Students can inspect answer-scripts: HC
A two-judge appeal bench of Calcutta High Court upheld that the right to information (RTI) Act gives a student the right to inspect the answer-script of any examination he had written, reports Deepak Prahladka.Updated: Feb 05, 2009, 20:49 IST
A two-judge appeal bench of Calcutta High Court on Thursday upheld that the right to information (RTI) Act gives a student the right to inspect the answer-script of any examination he had written.
This order gives a student the right to inspect his/her answer script just by applying to the relevant council, board or university.
Chief Justice S S Nijjar and Justice Dipankar Datta directed Calcutta University, West Bengal Board of Secondary Education and Central Board of Secondary Education to allow a student access to a disputed answer-script.
If a student is not satisfied with his or her marks, the current practice is to seek a review.

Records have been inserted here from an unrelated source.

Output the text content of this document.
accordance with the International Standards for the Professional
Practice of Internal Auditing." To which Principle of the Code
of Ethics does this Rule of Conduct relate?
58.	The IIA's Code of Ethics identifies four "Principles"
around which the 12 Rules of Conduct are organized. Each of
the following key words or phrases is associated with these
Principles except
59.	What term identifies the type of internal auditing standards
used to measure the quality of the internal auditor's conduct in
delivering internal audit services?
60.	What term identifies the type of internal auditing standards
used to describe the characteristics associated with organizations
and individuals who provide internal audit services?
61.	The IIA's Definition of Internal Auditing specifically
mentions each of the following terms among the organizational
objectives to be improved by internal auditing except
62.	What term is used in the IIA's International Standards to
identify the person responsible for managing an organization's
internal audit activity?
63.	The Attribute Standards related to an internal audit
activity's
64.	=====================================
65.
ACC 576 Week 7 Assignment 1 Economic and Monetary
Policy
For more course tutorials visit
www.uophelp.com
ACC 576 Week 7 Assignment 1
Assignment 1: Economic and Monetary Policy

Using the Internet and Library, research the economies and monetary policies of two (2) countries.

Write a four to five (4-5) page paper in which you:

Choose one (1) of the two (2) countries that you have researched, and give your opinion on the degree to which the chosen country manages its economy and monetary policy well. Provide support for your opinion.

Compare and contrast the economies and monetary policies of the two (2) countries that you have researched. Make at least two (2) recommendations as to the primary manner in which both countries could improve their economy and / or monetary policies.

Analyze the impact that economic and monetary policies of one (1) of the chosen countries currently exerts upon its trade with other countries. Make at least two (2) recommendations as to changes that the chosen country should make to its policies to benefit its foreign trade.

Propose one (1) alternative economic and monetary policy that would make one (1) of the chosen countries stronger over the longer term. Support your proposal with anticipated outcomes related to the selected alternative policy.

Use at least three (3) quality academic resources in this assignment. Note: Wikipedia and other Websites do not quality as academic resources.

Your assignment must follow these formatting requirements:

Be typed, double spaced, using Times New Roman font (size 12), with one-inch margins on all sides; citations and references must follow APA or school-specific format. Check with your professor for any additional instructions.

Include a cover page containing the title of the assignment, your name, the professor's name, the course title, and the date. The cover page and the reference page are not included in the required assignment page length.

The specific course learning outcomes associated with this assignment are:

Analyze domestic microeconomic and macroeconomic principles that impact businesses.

If the university agrees, the student’s scores may or may not change, but that is the last stop. Even if the student is not satisfied with the revised score, the university does not entertain further appeals.
The order has put the boards and councils in a fix. The Madhyamik board has over 10 lakh examinees for the ensuing exam this month. The board will have about one crore answer- scripts. It will require increased manpower and logistical support so that students have a chance to look at the answer-scripts in case of disputes.
According to board secretary Partha Ray, the board would study the court order and then decide. The Higher Secondary Council too has no provision to show the answer scripts to the students. Similarly, Calcutta University also has 176 colleges and about two lakh students to deal with.
The student in the current High Court case, Pritam Rooj, had appeared for his BSc exams in 2007. The mathematics honours student was not satisfied with his score in the fifth paper (28 marks out of 100). He demanded a review, which the university granted, but he was still not satisfied with the outcome, as his score was increased by just four marks, to 32.
Pritam then sought to invoke the RTI Act and moved the state Public Information Commission. The panel turned down his plea. Pritam then moved the High Court.